Antique Cuff and Box

2004

Commissioned by San Yin Mei, Tokyo, Japan
Medium: Cuff: 19th-century metal beads, thread, silver SW clasp; Box: raw silk, archival board, fiber, metal snaps, thread
Dimensions: Cuff: approx. 6 3/8 x 1 1/2 x 1/4 in.; Box: Coming soon. :)
Photograph: Noah Kalina

Commission Overview
San Yin Mei was among the earliest supporters of our work in 2004, commissioning an antique cuff at a moment when we were experimenting with both historic materials and evolving presentation. Her piece is especially significant because it is one of the first to incorporate our custom silver SW clasp that we designed and had carved by by Chie Teratani, a professor at FIT. This marked an important shift from generic closures to a signature clasp system that embedded identity into function.

Artistic Approach
Like all of our antique cuffs, the piece was built bead by bead, not on a loom but by hand through peyote stitch, linking the tiny 19th-century metal beads into a flexible textile structure. William often embedded tubular peyote-stitched insets at the ends, giving enough heft to support the clasp while maintaining balance and durability. The design features a long, band-aid-shaped geometric motif in blue, red, and green, stretching concentrically across the length of the cuff.

The clasp itself deserves attention. The design bore our SW insignia, textured with the impression of lava rock. Each clasp was engineered with jump rings on the end, so the beadwork could be stitched directly into it, and a male-female mechanism that locked securely yet elegantly. When closed, it formed a figure-eight silhouette—part ornament, part signature.

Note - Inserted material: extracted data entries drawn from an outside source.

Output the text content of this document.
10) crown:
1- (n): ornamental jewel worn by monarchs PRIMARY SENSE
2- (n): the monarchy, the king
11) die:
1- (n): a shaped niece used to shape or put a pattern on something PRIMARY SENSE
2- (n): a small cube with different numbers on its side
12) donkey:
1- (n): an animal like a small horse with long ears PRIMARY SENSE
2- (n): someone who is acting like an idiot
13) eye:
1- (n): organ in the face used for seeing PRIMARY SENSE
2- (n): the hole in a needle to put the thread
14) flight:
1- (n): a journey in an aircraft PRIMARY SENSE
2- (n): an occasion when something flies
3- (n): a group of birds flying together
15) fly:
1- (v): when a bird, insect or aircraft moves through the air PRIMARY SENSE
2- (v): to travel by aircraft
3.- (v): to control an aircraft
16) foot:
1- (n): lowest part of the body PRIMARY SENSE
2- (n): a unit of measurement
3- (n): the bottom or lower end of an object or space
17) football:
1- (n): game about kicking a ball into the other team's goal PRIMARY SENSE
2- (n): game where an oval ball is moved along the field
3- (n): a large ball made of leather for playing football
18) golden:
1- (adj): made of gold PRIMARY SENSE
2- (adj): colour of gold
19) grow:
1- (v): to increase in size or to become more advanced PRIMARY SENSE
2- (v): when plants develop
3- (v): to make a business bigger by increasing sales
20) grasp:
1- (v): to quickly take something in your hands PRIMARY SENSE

The cuff was presented in a rare red raw silk box, whose base curved off the ground to create space for a hand to slip beneath and lift it. The lid fastened with two nickel snaps and flipped open with a crisp, tactile gesture.

Engagement and Impact
For San, the commission was a way to carry an intimate, wearable sculpture. For us, it marked a leap forward in professionalism—our first steps toward integrating bespoke hardware and more sophisticated box designs into the practice. The red box, unusual in both form and finish, spoke to our early curiosity with presentation: how a container could become a sculptural complement to the work it protected.

Context and Legacy
Placed first in the chronology of our 2004 antique cuffs, this piece signals a transition: from experimenting with antique beads to building a cohesive system of design that included signature clasps and architectural boxes. It highlights how collectors like San helped push us to refine, invest, and codify elements of our process. The cuff itself—hand-stitched, symbolically patterned, secured by our first logo clasp—remains a marker of both experimentation and identity.